Moments of serenity and happiness, I shared with Annie. And also the times when I would try to help her, massaging her feet, or tapping my hands on her back with a regular beat as this would help with her pulmonary cough.

There were times when it was too much to bear, and she did weep, and cry about how hard life was, and how little other people appreciated what they had. Here's what Annie wrote about a bad day:

"It's like this... on a bad day the effects of this illness can be most debilitating rendering one not only physically weak but utterly lacking in emotional stamina, stimuli of any kind can be 'too much', noises, the phone ringing, someone walking past the door and the idea of having to interact with even one other person can be very daunting."
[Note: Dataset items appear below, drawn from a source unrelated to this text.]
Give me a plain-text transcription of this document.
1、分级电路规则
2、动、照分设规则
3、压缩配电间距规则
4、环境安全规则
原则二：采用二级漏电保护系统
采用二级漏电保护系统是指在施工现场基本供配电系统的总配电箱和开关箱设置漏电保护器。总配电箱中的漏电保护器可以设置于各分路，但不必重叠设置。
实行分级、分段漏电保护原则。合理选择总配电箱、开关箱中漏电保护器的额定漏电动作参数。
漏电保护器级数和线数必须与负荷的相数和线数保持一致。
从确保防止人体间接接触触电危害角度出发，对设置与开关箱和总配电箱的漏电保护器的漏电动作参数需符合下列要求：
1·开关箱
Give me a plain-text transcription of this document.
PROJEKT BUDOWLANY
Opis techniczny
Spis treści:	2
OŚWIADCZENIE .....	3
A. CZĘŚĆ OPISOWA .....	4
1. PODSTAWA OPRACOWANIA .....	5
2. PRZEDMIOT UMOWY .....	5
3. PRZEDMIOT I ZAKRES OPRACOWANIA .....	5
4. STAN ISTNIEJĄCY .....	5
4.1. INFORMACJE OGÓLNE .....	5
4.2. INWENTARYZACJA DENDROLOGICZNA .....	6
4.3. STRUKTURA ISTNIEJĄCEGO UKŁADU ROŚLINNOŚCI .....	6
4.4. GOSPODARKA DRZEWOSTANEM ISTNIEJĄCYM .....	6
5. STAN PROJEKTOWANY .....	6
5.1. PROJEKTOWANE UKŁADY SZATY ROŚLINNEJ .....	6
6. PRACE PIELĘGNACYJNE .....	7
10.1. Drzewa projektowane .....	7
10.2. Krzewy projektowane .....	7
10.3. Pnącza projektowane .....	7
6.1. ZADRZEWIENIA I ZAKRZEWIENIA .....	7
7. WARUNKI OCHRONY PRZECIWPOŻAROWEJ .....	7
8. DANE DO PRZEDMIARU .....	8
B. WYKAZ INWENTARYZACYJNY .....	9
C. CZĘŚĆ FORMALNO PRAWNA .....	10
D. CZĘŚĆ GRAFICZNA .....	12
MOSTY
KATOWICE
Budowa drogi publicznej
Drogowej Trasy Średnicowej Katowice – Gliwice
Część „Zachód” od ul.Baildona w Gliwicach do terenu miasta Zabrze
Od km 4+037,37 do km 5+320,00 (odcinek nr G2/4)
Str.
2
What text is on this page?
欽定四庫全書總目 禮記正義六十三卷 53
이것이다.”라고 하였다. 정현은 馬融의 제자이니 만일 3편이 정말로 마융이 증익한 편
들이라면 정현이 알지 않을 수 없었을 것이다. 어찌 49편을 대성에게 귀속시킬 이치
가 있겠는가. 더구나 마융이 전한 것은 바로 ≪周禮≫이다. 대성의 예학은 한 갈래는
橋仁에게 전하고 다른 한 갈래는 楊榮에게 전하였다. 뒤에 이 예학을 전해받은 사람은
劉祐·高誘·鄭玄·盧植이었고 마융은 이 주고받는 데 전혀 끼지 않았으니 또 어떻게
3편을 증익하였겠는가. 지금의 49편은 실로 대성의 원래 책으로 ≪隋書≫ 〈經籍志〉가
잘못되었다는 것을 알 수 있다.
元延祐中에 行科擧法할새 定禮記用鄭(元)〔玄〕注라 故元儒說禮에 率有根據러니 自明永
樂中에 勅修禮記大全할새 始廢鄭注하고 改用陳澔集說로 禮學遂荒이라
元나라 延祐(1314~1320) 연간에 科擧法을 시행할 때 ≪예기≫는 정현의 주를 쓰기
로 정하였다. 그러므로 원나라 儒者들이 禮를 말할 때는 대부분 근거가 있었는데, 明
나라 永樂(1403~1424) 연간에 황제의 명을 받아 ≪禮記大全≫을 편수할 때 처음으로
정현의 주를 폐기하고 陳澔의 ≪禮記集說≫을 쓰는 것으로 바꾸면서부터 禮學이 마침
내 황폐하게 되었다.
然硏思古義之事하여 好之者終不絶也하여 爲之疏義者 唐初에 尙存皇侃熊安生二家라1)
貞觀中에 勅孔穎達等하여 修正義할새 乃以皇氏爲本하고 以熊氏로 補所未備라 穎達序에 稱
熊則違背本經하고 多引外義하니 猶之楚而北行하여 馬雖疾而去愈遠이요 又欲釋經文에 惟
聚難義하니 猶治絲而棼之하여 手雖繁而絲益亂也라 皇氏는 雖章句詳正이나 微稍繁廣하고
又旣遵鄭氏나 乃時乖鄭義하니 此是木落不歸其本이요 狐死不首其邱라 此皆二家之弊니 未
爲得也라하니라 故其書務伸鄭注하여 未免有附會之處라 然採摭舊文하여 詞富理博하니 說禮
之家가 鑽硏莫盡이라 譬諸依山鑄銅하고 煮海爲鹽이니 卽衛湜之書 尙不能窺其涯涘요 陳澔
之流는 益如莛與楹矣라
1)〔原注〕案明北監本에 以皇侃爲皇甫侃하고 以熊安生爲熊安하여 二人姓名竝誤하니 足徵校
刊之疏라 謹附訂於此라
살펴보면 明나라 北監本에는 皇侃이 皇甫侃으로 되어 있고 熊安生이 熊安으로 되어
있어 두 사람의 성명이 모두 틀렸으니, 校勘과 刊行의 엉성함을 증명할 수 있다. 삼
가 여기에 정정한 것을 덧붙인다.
But even when she was down, her attitude was one of gratitude in life, because she was still alive, clinging on sometimes, it seemed, by her fingertips on the edge of a precipice, but still alive, and open to the joys of life. That came over very clearly in her counselling course, where she wrote the following notes on one of her classes:

"One of the first exercises in class this evening was for each person to ask 'Who am I? What happens when we continue to present to others and ourselves a somewhat jaded view of what should be at the very heart of our delight in life.our self and all its different facets and possibilities, a limitless reason for gratitude? Repeat something often enough and we'll all end up believing it, time to change the record I think lest we reach death with a nasty feeling of having been seriously underwhelmed by our lives. "

"Taking delight in the self is usually seen in our culture (although to a degree gender variant) as being boastful or narcissistic but it can be an enormously valuable tool for self-empowerment, unlearning all our patterns of self deprecation can be a lengthy, difficult and upsetting business and is not the consumption of substances such as cocaine and ecstasy the cheat's way to attempt it albeit with temporary results?"

"I once attended an Co-Counselling workshop themed on the idea of 'feeling good about ourselves' and 'giving up feeling bad about ourselves'. It's quite amazing at how much 'stuff' there is to shift in this area for just about everybody; most of it comes away in laughter as people start to shift embarrassment and fear often followed by tears of grief as memories surface of how others put us down, or punished and discouraged us from expressing our delight in ourselves."

In conclusion, I think this quotation from Emma Restall Orr, sums up a lot of how Annie engaged with the world, and what she taught us, and still inspires us with our own lives.

"We are all 'differently-abled' and if we work within those capacities then we're doing fine. If we can stretch and push, and aspire beyond them, that's wonderful - but really it's about each of us individually finding  our own inspiration that allows us to live well."

And when I look back on Annie's life, I find memories of a life that was certainly full of inspiration, and a friend and partner who certainly lived well - she lived very well indeed.